中澤:すっごく緊張しました(笑)。本当に憧れで、そこに手が届くなんて思ってもいなかったので、「憧れの場所に自分がいる」という嬉しさと、信じられない気持ちでいっぱいでした。ものすごくドキドキして、終わってからも全然実感がなかったです。他のイベントとは全然違う、作家としての活動を始めるきっかけのイベントなので、頑張ろうって思うし、苦しくなることもあります。今でも毎年ドキドキしているし、昨年は10周年だったので、尚更緊張しました(笑)。

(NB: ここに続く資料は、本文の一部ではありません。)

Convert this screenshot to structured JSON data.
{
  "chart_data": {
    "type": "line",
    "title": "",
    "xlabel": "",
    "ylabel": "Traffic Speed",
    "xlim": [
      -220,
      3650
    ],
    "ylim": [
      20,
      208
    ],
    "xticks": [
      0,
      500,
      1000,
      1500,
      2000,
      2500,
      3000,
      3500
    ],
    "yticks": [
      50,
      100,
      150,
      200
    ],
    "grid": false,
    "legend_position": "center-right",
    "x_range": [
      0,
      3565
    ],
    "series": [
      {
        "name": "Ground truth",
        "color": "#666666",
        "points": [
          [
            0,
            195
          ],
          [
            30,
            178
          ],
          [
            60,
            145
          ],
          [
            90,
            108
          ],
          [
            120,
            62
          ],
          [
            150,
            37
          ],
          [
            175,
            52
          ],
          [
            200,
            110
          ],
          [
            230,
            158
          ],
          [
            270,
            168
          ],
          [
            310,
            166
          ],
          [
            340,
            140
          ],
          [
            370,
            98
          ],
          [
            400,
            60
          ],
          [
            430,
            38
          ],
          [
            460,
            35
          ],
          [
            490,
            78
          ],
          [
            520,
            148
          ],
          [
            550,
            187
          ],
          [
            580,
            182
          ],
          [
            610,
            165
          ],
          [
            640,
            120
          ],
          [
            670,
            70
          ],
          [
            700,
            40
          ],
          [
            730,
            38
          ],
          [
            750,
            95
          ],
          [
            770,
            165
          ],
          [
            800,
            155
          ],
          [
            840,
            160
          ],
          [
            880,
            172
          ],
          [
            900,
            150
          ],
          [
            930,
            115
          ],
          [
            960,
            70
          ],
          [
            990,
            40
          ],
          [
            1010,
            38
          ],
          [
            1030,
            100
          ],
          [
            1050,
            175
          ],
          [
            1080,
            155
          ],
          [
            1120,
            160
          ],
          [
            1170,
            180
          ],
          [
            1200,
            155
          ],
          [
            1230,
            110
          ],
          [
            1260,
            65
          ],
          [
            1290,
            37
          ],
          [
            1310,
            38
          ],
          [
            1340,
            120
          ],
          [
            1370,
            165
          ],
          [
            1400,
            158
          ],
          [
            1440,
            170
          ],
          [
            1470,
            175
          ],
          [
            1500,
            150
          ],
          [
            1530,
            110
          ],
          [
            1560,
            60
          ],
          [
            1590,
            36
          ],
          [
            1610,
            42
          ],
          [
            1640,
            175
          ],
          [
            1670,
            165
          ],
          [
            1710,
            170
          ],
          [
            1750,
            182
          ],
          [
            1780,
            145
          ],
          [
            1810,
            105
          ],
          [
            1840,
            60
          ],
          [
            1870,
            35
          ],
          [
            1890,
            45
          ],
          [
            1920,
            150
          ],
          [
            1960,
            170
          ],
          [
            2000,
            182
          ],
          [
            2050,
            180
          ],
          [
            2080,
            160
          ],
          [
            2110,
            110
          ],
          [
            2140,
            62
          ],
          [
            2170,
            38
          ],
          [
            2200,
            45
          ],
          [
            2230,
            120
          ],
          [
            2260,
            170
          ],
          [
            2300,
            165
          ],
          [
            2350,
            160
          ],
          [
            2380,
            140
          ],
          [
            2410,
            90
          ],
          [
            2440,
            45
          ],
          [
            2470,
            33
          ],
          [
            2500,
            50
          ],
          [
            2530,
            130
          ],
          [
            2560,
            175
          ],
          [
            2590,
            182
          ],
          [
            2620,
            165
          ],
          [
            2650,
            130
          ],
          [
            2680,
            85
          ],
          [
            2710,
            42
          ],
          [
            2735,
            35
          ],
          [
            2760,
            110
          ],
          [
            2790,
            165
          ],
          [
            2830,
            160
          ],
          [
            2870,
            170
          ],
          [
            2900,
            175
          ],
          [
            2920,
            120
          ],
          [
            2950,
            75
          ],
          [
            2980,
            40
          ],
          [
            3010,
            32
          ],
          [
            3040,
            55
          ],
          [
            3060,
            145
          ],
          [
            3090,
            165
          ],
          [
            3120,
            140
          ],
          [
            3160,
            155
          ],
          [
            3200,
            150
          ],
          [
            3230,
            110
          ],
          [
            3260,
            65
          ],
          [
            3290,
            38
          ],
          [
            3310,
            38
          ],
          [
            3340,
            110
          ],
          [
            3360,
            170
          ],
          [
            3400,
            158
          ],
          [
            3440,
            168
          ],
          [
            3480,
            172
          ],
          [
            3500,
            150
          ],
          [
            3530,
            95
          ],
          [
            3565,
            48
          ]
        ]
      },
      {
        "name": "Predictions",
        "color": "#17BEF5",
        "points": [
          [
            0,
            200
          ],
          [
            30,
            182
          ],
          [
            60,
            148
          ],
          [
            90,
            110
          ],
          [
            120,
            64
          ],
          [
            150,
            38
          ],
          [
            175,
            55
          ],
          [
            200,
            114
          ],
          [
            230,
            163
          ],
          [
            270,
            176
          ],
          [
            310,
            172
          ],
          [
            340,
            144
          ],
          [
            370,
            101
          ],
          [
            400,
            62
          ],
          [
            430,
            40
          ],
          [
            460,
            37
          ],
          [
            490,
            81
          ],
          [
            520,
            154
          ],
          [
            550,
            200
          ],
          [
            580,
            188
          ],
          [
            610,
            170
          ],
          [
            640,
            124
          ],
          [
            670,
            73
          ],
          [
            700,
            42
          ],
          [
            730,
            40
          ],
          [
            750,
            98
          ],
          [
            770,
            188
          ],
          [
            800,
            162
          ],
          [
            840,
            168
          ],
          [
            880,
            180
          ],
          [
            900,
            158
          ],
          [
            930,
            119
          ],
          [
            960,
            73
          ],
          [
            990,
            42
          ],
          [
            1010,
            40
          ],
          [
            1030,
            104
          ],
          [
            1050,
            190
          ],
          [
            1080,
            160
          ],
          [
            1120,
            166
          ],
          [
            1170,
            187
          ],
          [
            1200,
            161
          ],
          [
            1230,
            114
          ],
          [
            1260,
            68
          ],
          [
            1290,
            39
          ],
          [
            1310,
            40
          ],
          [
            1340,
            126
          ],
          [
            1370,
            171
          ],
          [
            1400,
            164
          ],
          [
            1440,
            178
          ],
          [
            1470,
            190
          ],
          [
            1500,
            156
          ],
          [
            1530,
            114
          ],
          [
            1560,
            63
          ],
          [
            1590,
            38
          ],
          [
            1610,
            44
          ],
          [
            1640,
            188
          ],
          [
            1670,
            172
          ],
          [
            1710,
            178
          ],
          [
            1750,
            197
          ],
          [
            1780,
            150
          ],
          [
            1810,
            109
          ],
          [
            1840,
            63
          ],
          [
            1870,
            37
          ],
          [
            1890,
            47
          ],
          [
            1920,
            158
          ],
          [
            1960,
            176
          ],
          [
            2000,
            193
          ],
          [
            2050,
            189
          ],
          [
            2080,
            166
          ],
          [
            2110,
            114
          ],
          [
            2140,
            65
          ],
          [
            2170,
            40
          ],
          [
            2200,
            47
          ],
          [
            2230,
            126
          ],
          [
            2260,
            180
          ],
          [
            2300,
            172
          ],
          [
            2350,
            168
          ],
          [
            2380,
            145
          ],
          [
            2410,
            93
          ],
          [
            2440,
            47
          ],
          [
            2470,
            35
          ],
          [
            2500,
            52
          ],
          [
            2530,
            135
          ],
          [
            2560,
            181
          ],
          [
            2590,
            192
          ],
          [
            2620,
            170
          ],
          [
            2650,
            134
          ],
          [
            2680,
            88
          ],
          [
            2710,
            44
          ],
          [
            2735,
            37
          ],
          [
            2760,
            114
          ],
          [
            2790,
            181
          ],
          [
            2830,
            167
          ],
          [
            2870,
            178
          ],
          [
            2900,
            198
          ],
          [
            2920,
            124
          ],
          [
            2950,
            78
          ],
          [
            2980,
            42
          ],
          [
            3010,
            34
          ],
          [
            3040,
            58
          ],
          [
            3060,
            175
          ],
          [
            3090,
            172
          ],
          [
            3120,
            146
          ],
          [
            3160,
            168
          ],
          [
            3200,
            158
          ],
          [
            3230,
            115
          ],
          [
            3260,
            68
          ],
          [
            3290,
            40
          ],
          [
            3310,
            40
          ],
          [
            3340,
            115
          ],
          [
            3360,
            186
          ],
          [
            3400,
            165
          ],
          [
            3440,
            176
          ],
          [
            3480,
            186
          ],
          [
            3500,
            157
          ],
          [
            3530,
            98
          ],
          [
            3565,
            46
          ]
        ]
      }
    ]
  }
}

ーーーそんな風に思っていただけて、とてもありがたいです。作家活動を始められてから7年になりますが、プロとしてものづくりに携わる時、大切なことは何だと思われますか?
中澤:諦めないことと、続けるっていうことだと思います。続けることに関しては先輩方からもすごくアドバイスをもらいました。「最低でも10年はやってみる」って。あとは手を抜かないこと。私の場合「ここまでやらないと気が済まない!」っていう性格もあるかもしれません。だからついついやりすぎたりもしますが、満足してるから、いいんです(笑)。

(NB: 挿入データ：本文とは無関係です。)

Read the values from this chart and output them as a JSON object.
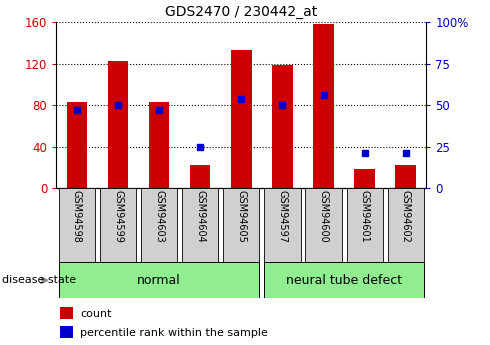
{
  "title": "GDS2470 / 230442_at",
  "samples": [
    "GSM94598",
    "GSM94599",
    "GSM94603",
    "GSM94604",
    "GSM94605",
    "GSM94597",
    "GSM94600",
    "GSM94601",
    "GSM94602"
  ],
  "counts": [
    83,
    123,
    83,
    22,
    133,
    119,
    158,
    18,
    22
  ],
  "percentile_ranks": [
    47,
    50,
    47,
    25,
    54,
    50,
    56,
    21,
    21
  ],
  "normal_indices": [
    0,
    1,
    2,
    3,
    4
  ],
  "ntd_indices": [
    5,
    6,
    7,
    8
  ],
  "bar_color": "#CC0000",
  "dot_color": "#0000CC",
  "left_ylim": [
    0,
    160
  ],
  "right_ylim": [
    0,
    100
  ],
  "left_yticks": [
    0,
    40,
    80,
    120,
    160
  ],
  "right_yticks": [
    0,
    25,
    50,
    75,
    100
  ],
  "right_tick_labels": [
    "0",
    "25",
    "50",
    "75",
    "100%"
  ],
  "tick_color_left": "#CC0000",
  "tick_color_right": "#0000CC",
  "legend_count": "count",
  "legend_percentile": "percentile rank within the sample",
  "disease_state_label": "disease state",
  "group_label_normal": "normal",
  "group_label_ntd": "neural tube defect",
  "group_color": "#90EE90",
  "sample_box_color": "#D0D0D0",
  "bar_width": 0.5
}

ーーー丁寧に、細やかなところまで作り込まれたナカキョウさんの作品、大好きです。ナカキョウさんにとって、もみじ市の他の作家さんはどんな存在でしょうか?
中澤:やっぱり憧れの人たち、という気持ちが強いです。一緒に参加できていることに未だドキドキしますし、私は大丈夫かな?ちゃんと肩を並べられているかな?と毎回思います。と同時に、もみじ市にむけて全力でともにがんばる『仲間たち』だとも思っています。素敵な作品や面白い試みにはハッとさせられ、落ち込むこともありますが、とても刺激を受けます。回を重ねても全く慣れることがなく緊張するのは、特別な想い入れがあることに加え、「私も絶対に頑張らなくちゃ!」と思わずにはいられないたくさんの刺激を毎回もらうからかもしれません。
ーーーもみじ市のことを、本当に大切に思ってくださってありがとうございます。最後に、今年のもみじ市に向けて意気込みをお願いします!

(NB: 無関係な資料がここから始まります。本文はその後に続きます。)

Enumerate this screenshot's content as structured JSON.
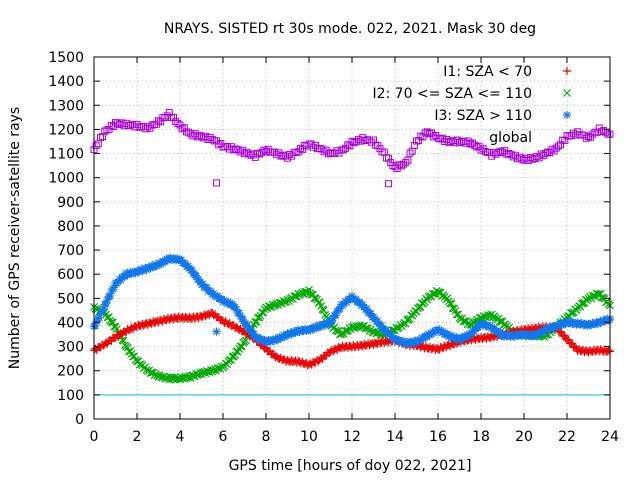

中澤:緊張しながら、頑張ります。私にとって1年間で一番大事なイベントだし、思い入れもあるので、ドキドキしながら……自分も楽しむ余裕があるといいなと。楽しんで、盛り上げる一員となれるように頑張ります!
ーーーありがとうございました! お気持ちに応えるべく、事務局スタッフも頑張りたいと思います!
〜取材を終えて〜
もみじ市のことを本当に本当に大事に思ってくださっているナカキョウさん。お話の端々からその気持ちが伝わってきて、運営チームの一員として背筋か伸びる思いでした。インタビューの後ももみじ市について沢山のお話をしてくださって、気がつけば私もすっかりお客さんの頃の気分に戻ってお話をしてしまいました。ユーモアたっぷりなナカキョウさんのブローチですが、手にとってじっと見つめてみると、お顔の刺繍や縁のまつり縫いなど、ひとつひとつがとても繊細に丁寧に作りこまれていることに気づきます。賑やかなキャラクターに隠れたものづくりに真摯に向き合う気持ちが、ナカキョウさんの作品の魅力を形作っているのだと感じました。